A Great Blue Heron glided into my back yard this morning. Since I live between two salt water creeks, they often fly overhead at sunrise, winging toward better fishing grounds, but landing beneath oak and pine trees in my winter-dead butter bean patch at 10 a.m. is something altogether different.
I watched as she? he? settled feathers and gazed without movement for long minutes, less than 10 feet from my window. Occasionally, he’d turn his long neck and lock me in a stare with a fierce yellow eye. With neck extended, we’re the same height. I held my breath in awe.
Twice he left the butter beans, standing for a while with the empty tomato cages, then stalking across the yard to explore beneath the grape arbor, exiting the arbor near the dogwoods. Each time he circled back to the butter bean patch.
For more than an hour this giant and I stared at each other. Was he injured? I saw no signs that he was distressed. Was he hungry? They eat fish and snakes, not likely meals in my yard in February. Was he delivering a message? Yes, I believe.

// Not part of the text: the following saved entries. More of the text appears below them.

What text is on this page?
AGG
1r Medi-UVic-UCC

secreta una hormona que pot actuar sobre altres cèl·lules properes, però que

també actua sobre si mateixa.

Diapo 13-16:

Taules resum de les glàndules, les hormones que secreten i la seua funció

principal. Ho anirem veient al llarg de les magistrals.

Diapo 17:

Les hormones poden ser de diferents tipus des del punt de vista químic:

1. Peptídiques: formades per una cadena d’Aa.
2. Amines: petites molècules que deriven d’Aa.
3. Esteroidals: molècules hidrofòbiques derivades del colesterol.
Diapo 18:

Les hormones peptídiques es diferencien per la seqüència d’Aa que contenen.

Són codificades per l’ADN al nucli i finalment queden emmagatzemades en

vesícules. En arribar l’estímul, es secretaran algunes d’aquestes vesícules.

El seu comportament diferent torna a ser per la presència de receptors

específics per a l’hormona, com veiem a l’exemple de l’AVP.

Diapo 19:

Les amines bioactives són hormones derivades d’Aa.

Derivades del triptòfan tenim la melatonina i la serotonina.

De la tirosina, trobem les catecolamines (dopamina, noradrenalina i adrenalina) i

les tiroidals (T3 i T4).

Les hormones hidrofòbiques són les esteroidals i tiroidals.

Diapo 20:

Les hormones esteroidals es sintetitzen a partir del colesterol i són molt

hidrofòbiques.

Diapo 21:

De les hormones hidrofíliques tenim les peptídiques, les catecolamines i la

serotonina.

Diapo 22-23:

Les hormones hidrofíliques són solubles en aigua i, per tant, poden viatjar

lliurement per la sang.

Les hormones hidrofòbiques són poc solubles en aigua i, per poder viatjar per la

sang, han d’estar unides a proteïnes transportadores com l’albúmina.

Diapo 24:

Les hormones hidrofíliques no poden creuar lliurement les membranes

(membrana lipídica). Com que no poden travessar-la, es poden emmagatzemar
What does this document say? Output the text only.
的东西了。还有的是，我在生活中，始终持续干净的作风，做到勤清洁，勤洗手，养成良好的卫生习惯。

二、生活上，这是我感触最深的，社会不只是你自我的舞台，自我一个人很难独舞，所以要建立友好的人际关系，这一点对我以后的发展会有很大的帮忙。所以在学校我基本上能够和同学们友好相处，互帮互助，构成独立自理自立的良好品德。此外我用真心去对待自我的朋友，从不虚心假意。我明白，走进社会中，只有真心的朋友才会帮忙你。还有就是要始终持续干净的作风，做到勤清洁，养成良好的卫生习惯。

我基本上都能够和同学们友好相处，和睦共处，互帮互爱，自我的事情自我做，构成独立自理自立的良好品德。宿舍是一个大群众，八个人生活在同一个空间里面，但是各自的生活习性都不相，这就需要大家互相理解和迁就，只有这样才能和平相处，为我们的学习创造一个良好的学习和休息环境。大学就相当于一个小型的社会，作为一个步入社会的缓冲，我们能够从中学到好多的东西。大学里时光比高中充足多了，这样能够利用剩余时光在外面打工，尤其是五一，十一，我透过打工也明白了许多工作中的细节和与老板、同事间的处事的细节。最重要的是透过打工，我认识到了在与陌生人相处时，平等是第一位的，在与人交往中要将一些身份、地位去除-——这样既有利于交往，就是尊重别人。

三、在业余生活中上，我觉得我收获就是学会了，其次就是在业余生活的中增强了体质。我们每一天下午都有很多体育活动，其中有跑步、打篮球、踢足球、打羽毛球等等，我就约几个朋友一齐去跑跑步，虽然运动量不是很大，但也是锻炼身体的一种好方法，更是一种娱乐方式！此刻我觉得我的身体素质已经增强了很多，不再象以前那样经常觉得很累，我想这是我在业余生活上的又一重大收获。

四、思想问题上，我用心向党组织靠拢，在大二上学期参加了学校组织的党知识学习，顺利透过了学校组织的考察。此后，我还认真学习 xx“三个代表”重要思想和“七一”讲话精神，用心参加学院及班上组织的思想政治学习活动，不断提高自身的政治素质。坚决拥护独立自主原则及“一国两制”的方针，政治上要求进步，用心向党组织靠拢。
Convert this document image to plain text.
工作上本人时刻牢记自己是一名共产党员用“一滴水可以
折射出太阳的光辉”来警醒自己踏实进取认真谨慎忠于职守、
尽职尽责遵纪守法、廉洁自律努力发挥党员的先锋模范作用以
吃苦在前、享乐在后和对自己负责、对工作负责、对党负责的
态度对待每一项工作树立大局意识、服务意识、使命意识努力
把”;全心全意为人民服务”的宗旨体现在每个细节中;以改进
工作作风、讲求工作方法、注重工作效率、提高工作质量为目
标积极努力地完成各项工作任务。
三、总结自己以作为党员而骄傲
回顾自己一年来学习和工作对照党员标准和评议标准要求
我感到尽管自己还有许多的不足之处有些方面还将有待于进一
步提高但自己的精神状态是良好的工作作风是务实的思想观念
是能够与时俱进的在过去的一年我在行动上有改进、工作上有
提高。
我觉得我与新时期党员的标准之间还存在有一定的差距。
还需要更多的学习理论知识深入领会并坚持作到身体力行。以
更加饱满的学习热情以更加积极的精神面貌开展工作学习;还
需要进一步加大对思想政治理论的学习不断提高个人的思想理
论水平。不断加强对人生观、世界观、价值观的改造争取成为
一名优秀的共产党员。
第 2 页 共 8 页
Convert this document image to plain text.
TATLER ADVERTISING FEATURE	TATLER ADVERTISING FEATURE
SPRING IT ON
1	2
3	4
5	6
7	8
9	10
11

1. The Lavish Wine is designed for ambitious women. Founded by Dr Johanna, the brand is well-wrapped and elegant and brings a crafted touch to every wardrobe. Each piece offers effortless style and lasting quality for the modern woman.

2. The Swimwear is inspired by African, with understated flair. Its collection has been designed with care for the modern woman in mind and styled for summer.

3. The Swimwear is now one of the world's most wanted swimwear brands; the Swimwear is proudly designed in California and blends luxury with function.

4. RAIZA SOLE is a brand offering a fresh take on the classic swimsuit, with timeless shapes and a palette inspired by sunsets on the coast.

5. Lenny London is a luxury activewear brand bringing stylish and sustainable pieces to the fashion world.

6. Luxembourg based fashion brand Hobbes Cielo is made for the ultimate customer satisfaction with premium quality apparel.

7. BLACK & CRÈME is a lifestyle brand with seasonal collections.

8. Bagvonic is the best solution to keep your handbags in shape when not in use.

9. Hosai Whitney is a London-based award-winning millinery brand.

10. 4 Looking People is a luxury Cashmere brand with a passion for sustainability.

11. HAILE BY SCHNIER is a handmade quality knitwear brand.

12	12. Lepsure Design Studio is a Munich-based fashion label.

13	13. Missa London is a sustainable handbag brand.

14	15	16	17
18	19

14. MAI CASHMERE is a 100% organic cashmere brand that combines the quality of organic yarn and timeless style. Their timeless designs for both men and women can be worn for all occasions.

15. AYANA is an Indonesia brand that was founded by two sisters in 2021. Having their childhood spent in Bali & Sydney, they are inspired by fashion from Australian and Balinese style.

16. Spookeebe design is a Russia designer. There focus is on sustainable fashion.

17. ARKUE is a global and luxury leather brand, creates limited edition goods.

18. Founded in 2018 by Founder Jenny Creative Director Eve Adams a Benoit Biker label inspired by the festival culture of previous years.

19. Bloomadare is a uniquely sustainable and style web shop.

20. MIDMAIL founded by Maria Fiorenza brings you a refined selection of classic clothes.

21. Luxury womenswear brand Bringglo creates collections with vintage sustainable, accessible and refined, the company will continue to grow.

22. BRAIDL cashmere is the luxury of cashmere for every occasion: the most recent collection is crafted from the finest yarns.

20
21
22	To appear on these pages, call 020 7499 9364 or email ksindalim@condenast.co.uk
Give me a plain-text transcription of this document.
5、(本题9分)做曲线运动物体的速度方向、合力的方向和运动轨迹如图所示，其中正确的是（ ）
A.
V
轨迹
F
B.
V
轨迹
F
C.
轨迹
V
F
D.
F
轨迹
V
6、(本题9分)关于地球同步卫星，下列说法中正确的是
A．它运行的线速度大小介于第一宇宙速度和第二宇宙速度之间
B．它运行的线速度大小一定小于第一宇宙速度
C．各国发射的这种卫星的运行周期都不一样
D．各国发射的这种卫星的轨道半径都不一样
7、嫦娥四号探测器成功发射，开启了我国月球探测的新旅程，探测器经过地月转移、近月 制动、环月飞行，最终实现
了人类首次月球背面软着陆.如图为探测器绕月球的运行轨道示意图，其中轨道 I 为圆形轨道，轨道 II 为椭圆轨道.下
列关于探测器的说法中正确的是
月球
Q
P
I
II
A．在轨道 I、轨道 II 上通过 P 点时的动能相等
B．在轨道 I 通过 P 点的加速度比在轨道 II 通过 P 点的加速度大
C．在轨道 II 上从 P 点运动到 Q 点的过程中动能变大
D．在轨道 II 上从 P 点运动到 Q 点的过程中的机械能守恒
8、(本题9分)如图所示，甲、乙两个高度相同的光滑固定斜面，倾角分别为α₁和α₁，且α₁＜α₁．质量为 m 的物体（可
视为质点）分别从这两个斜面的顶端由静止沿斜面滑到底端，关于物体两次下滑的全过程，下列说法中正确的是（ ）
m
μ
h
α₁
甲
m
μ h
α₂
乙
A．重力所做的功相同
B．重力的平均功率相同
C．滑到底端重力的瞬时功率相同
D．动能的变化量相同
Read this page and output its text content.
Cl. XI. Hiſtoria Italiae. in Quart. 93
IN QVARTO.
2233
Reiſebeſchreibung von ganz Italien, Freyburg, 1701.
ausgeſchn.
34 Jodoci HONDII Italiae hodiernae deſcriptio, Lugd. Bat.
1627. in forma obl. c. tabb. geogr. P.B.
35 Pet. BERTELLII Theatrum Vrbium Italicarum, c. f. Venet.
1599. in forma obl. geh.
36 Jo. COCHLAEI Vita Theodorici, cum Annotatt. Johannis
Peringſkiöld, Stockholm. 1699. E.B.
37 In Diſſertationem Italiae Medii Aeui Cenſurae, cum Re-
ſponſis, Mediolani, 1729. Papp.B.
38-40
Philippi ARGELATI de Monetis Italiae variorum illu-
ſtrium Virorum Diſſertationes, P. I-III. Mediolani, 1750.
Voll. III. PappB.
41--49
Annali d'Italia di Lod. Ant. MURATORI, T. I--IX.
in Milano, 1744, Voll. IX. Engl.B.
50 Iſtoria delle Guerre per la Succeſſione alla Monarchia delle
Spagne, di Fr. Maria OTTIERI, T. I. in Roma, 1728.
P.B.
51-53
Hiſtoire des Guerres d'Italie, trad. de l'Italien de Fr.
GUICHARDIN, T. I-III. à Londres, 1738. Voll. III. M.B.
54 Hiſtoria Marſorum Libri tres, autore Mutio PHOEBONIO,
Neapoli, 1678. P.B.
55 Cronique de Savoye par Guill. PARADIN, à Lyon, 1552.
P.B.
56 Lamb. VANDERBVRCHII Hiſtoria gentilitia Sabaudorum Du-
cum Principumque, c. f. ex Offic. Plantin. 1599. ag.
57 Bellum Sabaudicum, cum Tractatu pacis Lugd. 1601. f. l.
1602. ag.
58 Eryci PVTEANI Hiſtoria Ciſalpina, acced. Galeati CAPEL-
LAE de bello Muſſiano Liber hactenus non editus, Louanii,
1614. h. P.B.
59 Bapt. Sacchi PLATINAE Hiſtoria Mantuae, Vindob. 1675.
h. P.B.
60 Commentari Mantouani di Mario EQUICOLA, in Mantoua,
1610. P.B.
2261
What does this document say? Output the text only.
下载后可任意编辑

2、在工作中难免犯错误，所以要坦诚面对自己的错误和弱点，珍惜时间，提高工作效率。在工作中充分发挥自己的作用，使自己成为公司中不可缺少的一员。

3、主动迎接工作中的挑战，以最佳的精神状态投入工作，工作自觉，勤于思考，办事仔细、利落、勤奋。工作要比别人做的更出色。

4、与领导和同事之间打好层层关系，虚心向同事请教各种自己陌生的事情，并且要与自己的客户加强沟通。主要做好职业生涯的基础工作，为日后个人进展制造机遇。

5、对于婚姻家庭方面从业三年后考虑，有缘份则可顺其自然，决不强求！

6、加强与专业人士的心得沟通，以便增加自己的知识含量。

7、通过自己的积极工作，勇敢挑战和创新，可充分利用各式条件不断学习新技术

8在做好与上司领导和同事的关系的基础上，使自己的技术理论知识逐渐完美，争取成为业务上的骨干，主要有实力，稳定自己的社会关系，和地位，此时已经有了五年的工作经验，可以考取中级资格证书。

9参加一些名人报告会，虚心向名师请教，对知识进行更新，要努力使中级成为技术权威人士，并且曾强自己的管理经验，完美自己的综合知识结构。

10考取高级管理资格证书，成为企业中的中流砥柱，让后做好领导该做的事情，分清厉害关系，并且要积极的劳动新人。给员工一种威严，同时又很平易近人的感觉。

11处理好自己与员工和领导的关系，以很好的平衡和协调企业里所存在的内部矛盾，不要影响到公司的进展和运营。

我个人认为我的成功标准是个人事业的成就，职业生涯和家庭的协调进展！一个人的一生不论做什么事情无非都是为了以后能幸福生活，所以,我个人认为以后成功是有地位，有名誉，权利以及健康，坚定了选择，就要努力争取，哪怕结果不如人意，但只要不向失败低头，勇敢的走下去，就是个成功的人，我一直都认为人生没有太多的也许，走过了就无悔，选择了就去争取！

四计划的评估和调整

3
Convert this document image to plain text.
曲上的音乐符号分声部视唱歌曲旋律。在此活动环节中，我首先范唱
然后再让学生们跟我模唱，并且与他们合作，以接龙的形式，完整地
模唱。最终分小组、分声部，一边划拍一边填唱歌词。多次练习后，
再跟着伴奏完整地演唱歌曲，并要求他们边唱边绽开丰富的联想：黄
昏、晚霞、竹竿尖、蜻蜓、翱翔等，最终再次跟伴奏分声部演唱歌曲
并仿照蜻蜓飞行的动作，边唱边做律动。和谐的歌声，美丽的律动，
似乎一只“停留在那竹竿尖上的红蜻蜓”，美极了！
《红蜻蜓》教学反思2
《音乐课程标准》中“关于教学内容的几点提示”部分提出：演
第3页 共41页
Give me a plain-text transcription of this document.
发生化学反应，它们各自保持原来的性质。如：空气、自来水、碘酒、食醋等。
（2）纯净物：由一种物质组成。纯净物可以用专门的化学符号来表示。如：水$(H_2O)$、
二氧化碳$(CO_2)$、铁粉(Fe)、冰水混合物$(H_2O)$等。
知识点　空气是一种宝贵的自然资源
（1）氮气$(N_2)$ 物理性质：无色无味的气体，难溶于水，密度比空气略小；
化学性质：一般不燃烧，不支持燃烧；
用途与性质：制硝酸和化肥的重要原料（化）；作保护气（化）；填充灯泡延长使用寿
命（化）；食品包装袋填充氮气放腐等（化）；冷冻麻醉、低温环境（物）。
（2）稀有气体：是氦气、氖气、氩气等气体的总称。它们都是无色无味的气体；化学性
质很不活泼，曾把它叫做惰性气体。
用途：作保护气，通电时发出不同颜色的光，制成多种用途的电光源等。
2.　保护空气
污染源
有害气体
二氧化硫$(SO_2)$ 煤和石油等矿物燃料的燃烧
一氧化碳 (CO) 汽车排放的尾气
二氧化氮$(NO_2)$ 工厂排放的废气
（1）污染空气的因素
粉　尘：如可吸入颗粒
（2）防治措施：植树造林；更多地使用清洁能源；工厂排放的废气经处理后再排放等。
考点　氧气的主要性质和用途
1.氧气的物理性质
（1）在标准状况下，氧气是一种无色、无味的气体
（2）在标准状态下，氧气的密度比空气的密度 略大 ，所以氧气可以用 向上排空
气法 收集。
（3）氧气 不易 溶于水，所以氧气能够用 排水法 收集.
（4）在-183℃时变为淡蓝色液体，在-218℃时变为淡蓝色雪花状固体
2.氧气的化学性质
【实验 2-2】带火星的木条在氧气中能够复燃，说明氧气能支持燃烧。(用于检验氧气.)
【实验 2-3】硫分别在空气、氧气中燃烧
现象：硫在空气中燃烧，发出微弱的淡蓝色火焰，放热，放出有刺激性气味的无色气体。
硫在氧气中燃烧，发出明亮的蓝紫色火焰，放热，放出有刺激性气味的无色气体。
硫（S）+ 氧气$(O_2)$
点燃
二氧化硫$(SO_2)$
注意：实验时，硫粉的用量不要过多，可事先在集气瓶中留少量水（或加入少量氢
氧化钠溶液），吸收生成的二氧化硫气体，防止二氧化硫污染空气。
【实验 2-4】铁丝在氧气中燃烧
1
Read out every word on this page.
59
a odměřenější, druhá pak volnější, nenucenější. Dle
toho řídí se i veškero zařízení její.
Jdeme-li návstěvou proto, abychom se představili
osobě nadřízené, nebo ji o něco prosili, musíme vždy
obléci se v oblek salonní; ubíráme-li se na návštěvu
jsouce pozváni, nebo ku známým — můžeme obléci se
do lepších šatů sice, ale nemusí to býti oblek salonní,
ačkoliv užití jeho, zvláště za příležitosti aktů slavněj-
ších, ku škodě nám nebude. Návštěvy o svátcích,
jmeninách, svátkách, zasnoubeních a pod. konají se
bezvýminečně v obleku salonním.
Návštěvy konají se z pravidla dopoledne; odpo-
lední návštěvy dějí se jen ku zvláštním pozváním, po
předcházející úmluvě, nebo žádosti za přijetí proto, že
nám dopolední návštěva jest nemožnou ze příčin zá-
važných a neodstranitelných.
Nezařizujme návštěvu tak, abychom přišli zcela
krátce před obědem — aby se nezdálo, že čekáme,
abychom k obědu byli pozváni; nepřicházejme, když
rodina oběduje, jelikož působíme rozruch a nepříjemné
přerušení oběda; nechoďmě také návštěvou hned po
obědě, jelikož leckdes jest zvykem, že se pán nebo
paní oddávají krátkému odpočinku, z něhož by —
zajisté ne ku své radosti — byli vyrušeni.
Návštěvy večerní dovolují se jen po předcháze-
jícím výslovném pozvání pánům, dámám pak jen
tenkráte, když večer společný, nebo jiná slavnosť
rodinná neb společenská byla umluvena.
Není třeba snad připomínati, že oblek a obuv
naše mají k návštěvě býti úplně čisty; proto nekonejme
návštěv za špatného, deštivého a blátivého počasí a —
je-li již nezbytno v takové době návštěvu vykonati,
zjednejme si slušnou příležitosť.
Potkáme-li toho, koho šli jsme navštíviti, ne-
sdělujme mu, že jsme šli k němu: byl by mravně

Great Blue Herons are solitary birds, exceedingly patient hunters in deep waters. They remind us to be patient with ourselves as we delve into the deep waters of our unconscious minds. We need to remember that our answers always lie within us, and that we must learn to trust ourselves and our own answers.
Water also represents emotions, and Great Blue Herons remind us that, while awareness and examination of our emotions are beneficial, we also must glide through the air of intellect and thought if we’re to find balance.
Why did he spend an hour far from his natural habitat, resting solidly on the rich dirt of Mother Earth in my garden? Perhaps he came to be grounded for a while, and to remind me that I share his need.